Ella was diagnosed with Acute Lymphoblastic Leukemia (ALL) in May 2013, one week before her second birthday. Throughout her 26 month treatment, Ella endured several bone marrow aspirations, many spinal taps, blood and platelet transfusions, numerous hospital stays, and a variety of chemotherapy and other medications. Through it all, Ella was a brave and strong little girl. She went into remission soon after starting her treatment and continues to be in remission. She now gets her blood count checked every 6 months and is proud to be a survivor! Ella is in the second grade at MECC and loves to read, swim, and play the piano.

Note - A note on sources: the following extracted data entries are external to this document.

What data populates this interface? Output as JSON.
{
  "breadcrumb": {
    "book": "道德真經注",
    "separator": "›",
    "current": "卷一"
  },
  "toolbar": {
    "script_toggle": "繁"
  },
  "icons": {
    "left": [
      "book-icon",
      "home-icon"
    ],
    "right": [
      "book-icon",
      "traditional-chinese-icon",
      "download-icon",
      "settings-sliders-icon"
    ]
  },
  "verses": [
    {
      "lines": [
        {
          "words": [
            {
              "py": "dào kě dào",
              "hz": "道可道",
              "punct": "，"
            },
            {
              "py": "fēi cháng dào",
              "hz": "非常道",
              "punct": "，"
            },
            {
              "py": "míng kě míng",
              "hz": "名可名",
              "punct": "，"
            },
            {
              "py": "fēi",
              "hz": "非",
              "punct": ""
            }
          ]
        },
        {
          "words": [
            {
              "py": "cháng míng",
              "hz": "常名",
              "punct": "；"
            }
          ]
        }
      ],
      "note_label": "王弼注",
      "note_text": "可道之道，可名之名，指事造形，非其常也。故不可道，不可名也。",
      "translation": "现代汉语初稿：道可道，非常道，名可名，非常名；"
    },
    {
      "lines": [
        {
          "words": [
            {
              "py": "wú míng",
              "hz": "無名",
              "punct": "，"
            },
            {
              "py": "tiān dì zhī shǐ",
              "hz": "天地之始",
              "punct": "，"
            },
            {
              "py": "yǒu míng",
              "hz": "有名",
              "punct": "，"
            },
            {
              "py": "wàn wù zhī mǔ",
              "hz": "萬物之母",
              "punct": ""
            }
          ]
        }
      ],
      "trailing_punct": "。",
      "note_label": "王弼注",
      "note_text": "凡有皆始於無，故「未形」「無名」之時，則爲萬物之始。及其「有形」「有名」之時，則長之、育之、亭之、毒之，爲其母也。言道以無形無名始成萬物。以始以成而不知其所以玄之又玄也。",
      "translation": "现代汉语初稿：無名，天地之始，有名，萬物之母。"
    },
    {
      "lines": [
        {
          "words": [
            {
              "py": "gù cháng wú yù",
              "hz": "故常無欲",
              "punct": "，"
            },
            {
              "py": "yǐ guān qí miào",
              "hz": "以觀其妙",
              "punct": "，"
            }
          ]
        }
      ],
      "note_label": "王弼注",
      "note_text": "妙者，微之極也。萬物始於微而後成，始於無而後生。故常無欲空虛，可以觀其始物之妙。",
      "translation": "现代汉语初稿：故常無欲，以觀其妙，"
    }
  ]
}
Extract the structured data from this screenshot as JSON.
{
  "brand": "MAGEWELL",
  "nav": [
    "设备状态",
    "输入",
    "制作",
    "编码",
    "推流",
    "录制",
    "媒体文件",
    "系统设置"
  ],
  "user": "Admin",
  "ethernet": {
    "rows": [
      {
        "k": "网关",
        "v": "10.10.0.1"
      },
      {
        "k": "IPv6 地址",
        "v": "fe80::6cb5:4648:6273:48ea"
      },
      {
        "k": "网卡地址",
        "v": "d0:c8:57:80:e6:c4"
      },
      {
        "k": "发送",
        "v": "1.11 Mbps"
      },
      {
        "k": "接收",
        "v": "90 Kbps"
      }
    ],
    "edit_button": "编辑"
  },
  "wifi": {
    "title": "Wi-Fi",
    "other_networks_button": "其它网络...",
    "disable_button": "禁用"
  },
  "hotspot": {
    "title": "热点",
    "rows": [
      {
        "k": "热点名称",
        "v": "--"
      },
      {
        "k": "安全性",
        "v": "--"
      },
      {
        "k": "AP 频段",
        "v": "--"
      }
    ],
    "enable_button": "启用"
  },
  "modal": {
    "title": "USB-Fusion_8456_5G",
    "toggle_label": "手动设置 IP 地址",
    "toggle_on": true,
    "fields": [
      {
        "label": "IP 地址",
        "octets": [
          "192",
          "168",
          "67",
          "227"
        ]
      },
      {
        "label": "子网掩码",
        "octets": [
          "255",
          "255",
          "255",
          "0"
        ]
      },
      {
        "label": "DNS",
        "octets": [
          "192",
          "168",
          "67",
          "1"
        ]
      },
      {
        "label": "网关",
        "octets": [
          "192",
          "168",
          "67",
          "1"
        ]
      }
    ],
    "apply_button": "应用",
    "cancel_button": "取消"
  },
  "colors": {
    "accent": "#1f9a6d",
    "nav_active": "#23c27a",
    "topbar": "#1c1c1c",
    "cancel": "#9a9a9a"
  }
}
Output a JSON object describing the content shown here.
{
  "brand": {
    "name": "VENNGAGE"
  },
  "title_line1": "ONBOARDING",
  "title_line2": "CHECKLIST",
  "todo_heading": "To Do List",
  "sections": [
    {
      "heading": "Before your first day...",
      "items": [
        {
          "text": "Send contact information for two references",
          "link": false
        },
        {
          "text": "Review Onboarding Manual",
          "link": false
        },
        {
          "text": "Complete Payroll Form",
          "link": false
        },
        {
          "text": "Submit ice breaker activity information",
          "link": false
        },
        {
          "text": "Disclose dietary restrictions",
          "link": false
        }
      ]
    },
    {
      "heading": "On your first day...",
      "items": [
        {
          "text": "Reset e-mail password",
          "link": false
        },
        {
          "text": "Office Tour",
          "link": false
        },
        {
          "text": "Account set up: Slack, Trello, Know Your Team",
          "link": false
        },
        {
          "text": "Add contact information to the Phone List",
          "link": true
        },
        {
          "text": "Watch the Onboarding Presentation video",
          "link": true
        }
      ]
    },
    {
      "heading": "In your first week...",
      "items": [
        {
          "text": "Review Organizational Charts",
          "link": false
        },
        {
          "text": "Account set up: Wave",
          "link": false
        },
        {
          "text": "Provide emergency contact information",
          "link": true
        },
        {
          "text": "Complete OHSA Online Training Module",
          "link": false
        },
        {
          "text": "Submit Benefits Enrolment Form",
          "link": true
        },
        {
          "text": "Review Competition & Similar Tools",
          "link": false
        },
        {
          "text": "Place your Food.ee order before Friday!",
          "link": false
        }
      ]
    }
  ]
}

Red Station: Ben Terribilini

Ben Terribilini was in 6th grade at Mason Intermediate when he started feeling sick. He just couldn't shake his cold symptoms. Then one day he woke up with a weird rash on his arm and back, so his mom took him to the doctor. It turned out that the rash was really bruising from his sheets - his blood cells were going crazy and making him bruise incredibly easy. Blood tests showed he had T-cell Acute Lymphoblastic Leukemia (ALL). He went to the hospital that day and stayed there almost every day for the next 6 months. Ben had two rounds of chemotherapy which made him lose his hair, gain weight, have bad mood swings, be violently ill, and still didn't get rid of the Leukemia. It was decided that his best option was to get a bone marrow transplant. Luckily his oldest brother Josh was a perfect match. To prepare for the transplant, Ben had to go through huge doses of chemo and total body irradiation, which made him extremely sick and unable to eat. The actual transplant was easy, like a blood transfusion. It took a couple of weeks to see if the stem cells from his brother were working though. Meanwhile Ben was the sickest he's ever been. Eventually, he started improving and was well enough to go home. Now it's been 3.5 years since his bone marrow transplant and he hasn't had to spend another night in the hospital, which amazes his doctors. He's doing great!

Yellow Station: Maeryn Kelly

On Father’s Day 2016, Maeryn was playing with some neighbor kids and got hit in the knee pretty hard. She got x-rays at urgent care and suspected a fracture that immobilized her leg. The next day, her family took her to an orthopaedist who reviewed the films, did NOT see a fracture, but told her to continue working with the physical therapist because Osgood-Slatter did seem probable. After several weeks of PT with no improvement and continued pain, Maeryn went for a second ortho consult, where she was referred directly to Cincinnati Children’s for suspected leukemia. They did not leave the hospital for 37 days. Maeryn has received exceptional care. Her family saw improvement immediately from the moment Maeryn started cancer treatment. She began walking without crutches within the first week. Her mother says that since you can’t SEE cancer, it was hard for her to believe that her daughter had it until she started to see the treatment really work. Maeryn is definitely beating it! She’s tolerated the chemo really well, for the most part. She’s experienced minimal nausea and pain. Her family has been well prepared for possible side effects so they haven't felt like anything has really shocked them. After all, hearing cancer was a big enough shock. The support they've had from the hospital, school, friends, family and the community has been astounding. Her mother says that the Leukemia and Lymphoma Society is was never a club she ever thought she'd join, but now that she's here, she realizes how big the club is "and they give great big hugs right when you need them"!